Accordingly, given the fact that negotiation studies is a developing field, relating its outcome to contract theory might also enrich the points of view within negotiation studies, thanks to the rigorousness and detailed elaboration of the concepts within contract theory.
Illustrations
1. P offers to sell his business to Q for Rs. 50,000. Q agrees to buy business for Rs. 40,000. Here, there is no acceptance by Q. Q has made a new offer to P which can only b accepted by P only.
2. Where A has made an offer to B to sell his car for Rs. 60,000 and asked B to accept the offer by way of telegram. B however, sends acceptance to offer through post. The offer is said to be not accepted as acceptance must be in the mode prescribed.
Frequently Asked Questions
1. Why offer and acceptance is considered as essential elements of a contract?
Agreement between the parties is one of the important element of a valid contract. Agreement arise only if there is an ‘offer’ by one party and the ‘acceptance’ of such offer by other. A lawful offer and acceptance creates binding legal contract. Offer and acceptance is the way through which it can be ascertained that whether an agreement exists between parties. Offer and acceptance constitutes the initiation of a legal contract. When an offer is accepted it results in an agreement.
2. What are the essential of a valid acceptance?
Following are the requirements to be satisfied to make a valid acceptance:
1. Acceptance must be communicated by the offeree to the offeror.
2. Acceptance should be absolute and qualified i.e., where there is any room for future negotiation, the acceptance is not valid.
3. Acceptance should be made in some usual and reasonable manner, unless the proposal prescribes the manner. Where any specific mode of acceptance is prescribed by the offeror, the acceptance must be communicated in such manner.

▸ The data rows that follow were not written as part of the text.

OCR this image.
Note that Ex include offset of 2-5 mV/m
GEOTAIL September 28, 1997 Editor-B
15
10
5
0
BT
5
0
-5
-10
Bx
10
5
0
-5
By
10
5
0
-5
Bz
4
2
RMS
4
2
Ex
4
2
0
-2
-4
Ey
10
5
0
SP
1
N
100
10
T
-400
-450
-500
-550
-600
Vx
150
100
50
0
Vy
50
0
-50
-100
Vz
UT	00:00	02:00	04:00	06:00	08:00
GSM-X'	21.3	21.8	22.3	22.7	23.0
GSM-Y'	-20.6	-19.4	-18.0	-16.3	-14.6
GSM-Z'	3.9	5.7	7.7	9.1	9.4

4. Acceptance should be made when the offer is still subsisting i.e. before the offer is revoked or period of time for acceptance is elapsed.
3. What is cross-offer?
When the offers are made by two persons to each other containing the similar terms of bargain, it is called as cross-offer. For e.g. A through a telegram offers to sell his house to B for Rs. 2,00,000. On the same date B makes an offer to buy A’s house for Rs. 2,00,000. This is a cross-offer. However, both the parties intended the same, there will be no contract unless offer is accepted and is communicated to other.